Numerical investigation of a highly sensitive plasmonic refractive index sensor utilizing hexagonal lattice of photonic crystal fiber

In this paper, a gold-coated photonic crystal fiber (PCF) sensor based on surface plasmon resonance (SPR) technology is proposed through comprehensive numerical analysis for detection of numerous biological and biochemical analytes. The proposed sensor is designed with a simplified hexagonal geometrical structure for ease of fabrication process.
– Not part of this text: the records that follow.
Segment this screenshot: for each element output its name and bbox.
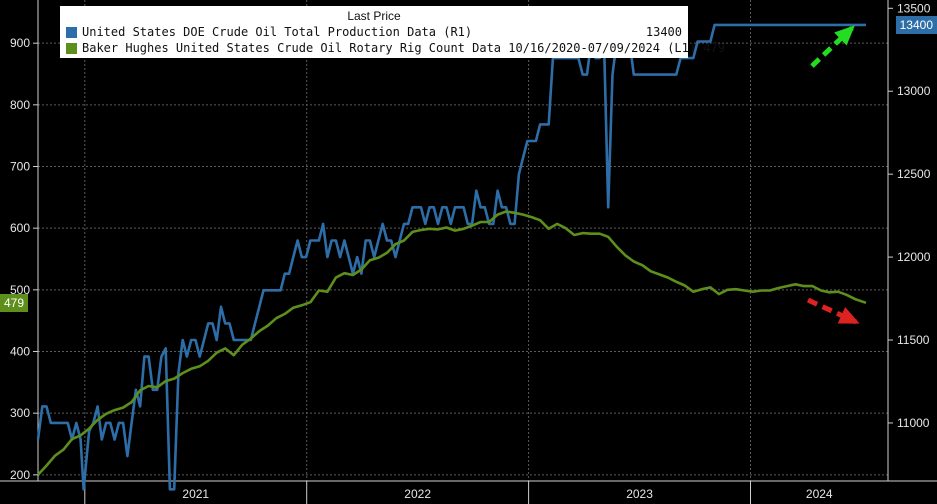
- left-tick-label: 400: [10, 345, 30, 359]
- right-tick-label: 11000: [897, 416, 930, 430]
- annotations: [806, 25, 860, 325]
- legend-label-production: United States DOE Crude Oil Total Produc…: [82, 25, 473, 39]
- legend-title: Last Price: [347, 9, 401, 23]
- left-tick-label: 500: [10, 283, 30, 297]
- left-tick-label: 800: [10, 98, 30, 112]
- right-tick-label: 13000: [897, 84, 931, 98]
- legend-swatch-rig-count: [66, 43, 77, 54]
- left-last-value-badge: 479: [0, 293, 29, 312]
- x-year-label: 2023: [626, 487, 653, 501]
- right-last-value-badge: 13400: [895, 15, 937, 34]
- up-arrow-head: [834, 25, 855, 46]
- left-tick-label: 900: [10, 36, 30, 50]
- right-tick-label: 11500: [897, 333, 930, 347]
- series-line-rig-count: [37, 210, 867, 476]
- legend-item-rig-count[interactable]: Baker Hughes United States Crude Oil Rot…: [60, 40, 725, 56]
- x-year-label: 2022: [404, 487, 431, 501]
- down-arrow-head: [837, 307, 860, 324]
- left-tick-label: 600: [10, 221, 30, 235]
- right-tick-label: 12500: [897, 167, 931, 181]
- left-tick-label: 300: [10, 406, 30, 420]
- right-tick-label: 13500: [897, 1, 931, 15]
- left-tick-label: 700: [10, 160, 30, 174]
- x-year-label: 2024: [806, 487, 833, 501]
- legend-label-rig-count: Baker Hughes United States Crude Oil Rot…: [82, 41, 725, 55]
- up-arrow-shaft: [810, 26, 854, 68]
- legend-item-production[interactable]: United States DOE Crude Oil Total Produc…: [60, 24, 688, 40]
- legend-value-production: 13400: [645, 25, 682, 39]
- left-tick-label: 200: [10, 468, 30, 482]
- right-tick-label: 12000: [897, 250, 931, 264]
- legend-swatch-production: [66, 27, 77, 38]
- x-year-label: 2021: [182, 487, 209, 501]
- down-arrow-shaft: [806, 297, 858, 325]
- legend: Last Price United States DOE Crude Oil T…: [60, 6, 725, 58]
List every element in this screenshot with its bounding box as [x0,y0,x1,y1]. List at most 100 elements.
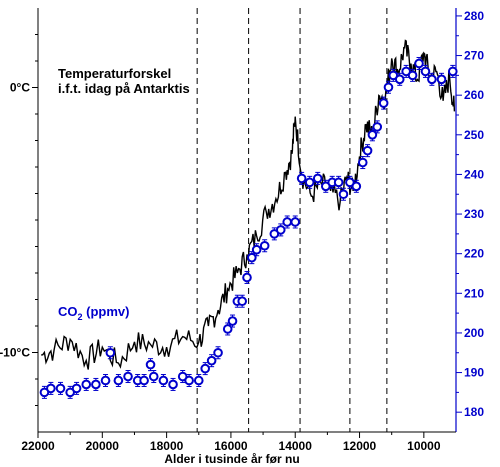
co2-marker [312,173,323,184]
y-tick-label-co2-280: 280 [464,9,484,23]
y-tick-label-co2-270: 270 [464,49,484,63]
temperature-subtitle: i.f.t. idag på Antarktis [58,81,190,96]
co2-marker [414,58,424,69]
event-dashed-lines [196,8,388,432]
co2-marker [145,359,156,370]
co2-marker [148,371,159,382]
co2-marker [259,240,270,251]
co2-point-11 [123,370,133,384]
x-tick-label-14000: 14000 [279,439,313,453]
co2-point-57 [427,72,437,86]
y-tick-label-co2-240: 240 [464,167,484,181]
co2-marker [357,157,368,168]
co2-marker [200,363,210,374]
co2-marker [184,375,194,386]
co2-marker [351,181,362,192]
x-tick-label-16000: 16000 [214,439,248,453]
co2-point-44 [351,179,362,193]
co2-marker [296,173,307,184]
co2-point-16 [158,373,169,387]
co2-marker [372,122,383,132]
co2-marker [158,375,169,386]
co2-point-2 [46,381,56,395]
co2-point-3 [55,381,66,395]
axes: 22000 20000 18000 16000 14000 12000 10000 0°C -1… [0,9,484,453]
co2-point-23 [213,346,223,360]
co2-marker [367,130,378,140]
co2-marker [139,375,149,386]
co2-marker [427,74,437,85]
co2-point-59 [447,64,458,78]
co2-point-15 [148,370,159,384]
co2-label-unit: (ppmv) [83,304,130,319]
co2-point-13 [139,373,149,387]
y-tick-label-co2-230: 230 [464,207,484,221]
x-tick-label-10000: 10000 [407,439,441,453]
co2-marker [290,217,301,227]
co2-point-28 [242,270,252,284]
co2-marker [383,82,394,93]
co2-marker [333,177,344,188]
co2-point-7 [91,377,101,391]
co2-marker [55,383,66,394]
y-tick-label-co2-200: 200 [464,326,484,340]
co2-marker [206,355,217,366]
co2-marker [227,316,238,326]
y-tick-label-temp: -10°C [0,346,30,360]
co2-point-31 [259,239,270,253]
co2-marker [123,371,133,382]
co2-point-35 [290,215,301,229]
co2-marker [338,189,349,200]
x-axis-label: Alder i tusinde år før nu [164,452,299,466]
co2-point-10 [113,373,124,387]
co2-point-46 [362,144,373,158]
co2-marker [447,66,458,77]
co2-marker [407,70,418,81]
co2-marker [71,383,82,394]
y-tick-label-temp: 0°C [10,81,30,95]
co2-marker [81,379,92,390]
y-tick-label-co2-190: 190 [464,366,484,380]
co2-marker [420,66,431,77]
co2-point-58 [436,72,447,86]
co2-marker [222,324,233,334]
co2-marker [362,145,373,156]
co2-marker [237,296,247,307]
co2-series [39,56,458,399]
co2-point-56 [420,64,431,78]
y-tick-label-co2-260: 260 [464,88,484,102]
co2-point-42 [338,187,349,201]
co2-point-33 [275,223,286,237]
co2-marker [242,272,252,283]
co2-point-38 [312,171,323,185]
co2-point-22 [206,354,217,368]
co2-point-12 [132,373,143,387]
co2-point-52 [394,72,405,86]
co2-point-54 [407,68,418,82]
co2-point-1 [39,385,50,399]
co2-label-subscript: 2 [78,312,83,322]
co2-marker [113,375,124,386]
co2-point-5 [71,381,82,395]
x-tick-label-22000: 22000 [21,439,55,453]
co2-marker [436,74,447,85]
co2-point-49 [378,96,389,110]
y-tick-label-co2-220: 220 [464,247,484,261]
co2-point-41 [333,175,344,189]
co2-point-8 [100,373,111,387]
co2-marker [193,375,204,386]
co2-point-20 [193,373,204,387]
co2-marker [46,383,56,394]
co2-point-37 [304,175,315,189]
co2-point-51 [388,68,399,82]
co2-point-6 [81,377,92,391]
co2-marker [91,379,101,390]
co2-point-14 [145,358,156,372]
co2-marker [105,347,116,358]
y-tick-label-co2-180: 180 [464,405,484,419]
co2-point-45 [357,156,368,170]
co2-point-36 [296,171,307,185]
co2-point-30 [251,243,262,257]
co2-marker [304,177,315,188]
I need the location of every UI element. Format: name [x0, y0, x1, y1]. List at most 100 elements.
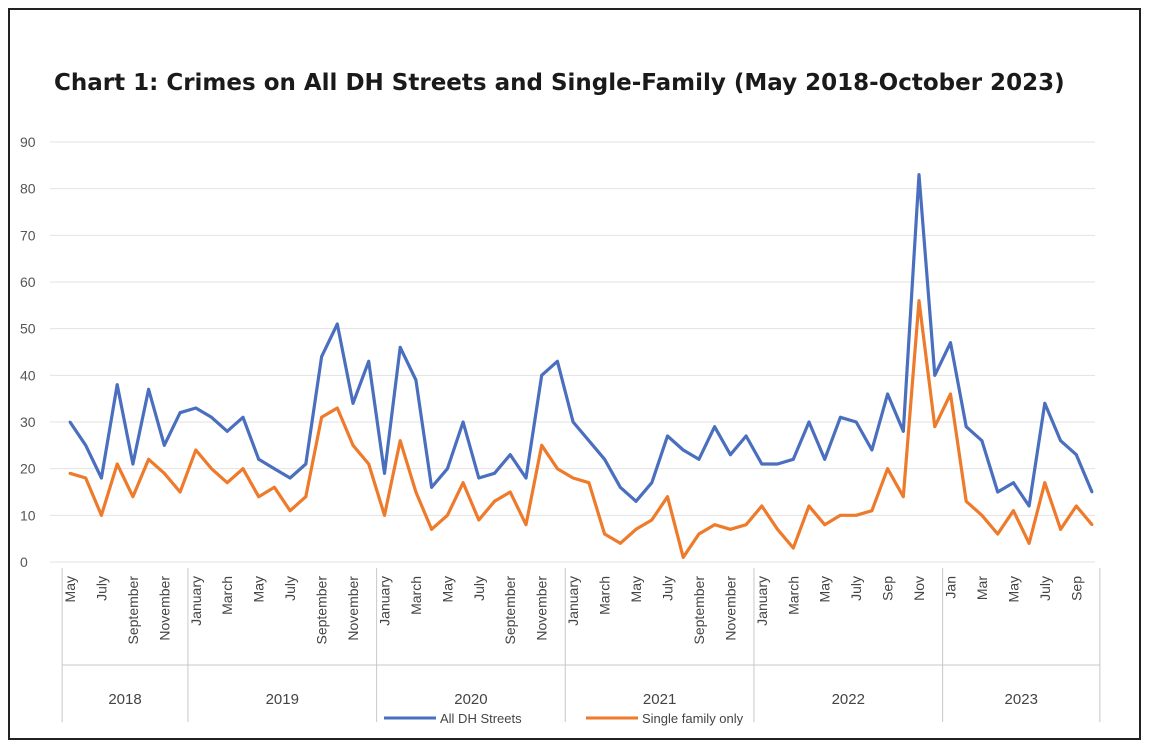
- data-point: [744, 523, 748, 527]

Also, to facilitate the ease of sensing and real-time detection capability, the external sensing approach is employed. To investigate the performance of the proposed sensor, both the amplitude and wavelength interrogation methods are utilized. For analyte RI of 1.33 to 1.37, the sensor offers a wavelength sensitivity of 3000 nm/RIU to 13,000 nm/RIU with a maximum spectral resolution of 7.69×10-6 RIU. The proposed sensor also provides a maximum possible amplitude sensitivity of 953.23 RIU−1. In addition, the sensor provides an excellent figure of merit (FOM) with a maximum value of 228.01 RIU−1. Furthermore, the influence of the structural parameters on the sensor performance is analyzed by tuning the thickness of the gold layer, pitch, and diameter of air holes of the PCF. The proposed sensor reveals a promise to sense and detect different liquid analytes of refractive index (RI) ranging from 1.33 to 1.37 having enhanced performance characteristics.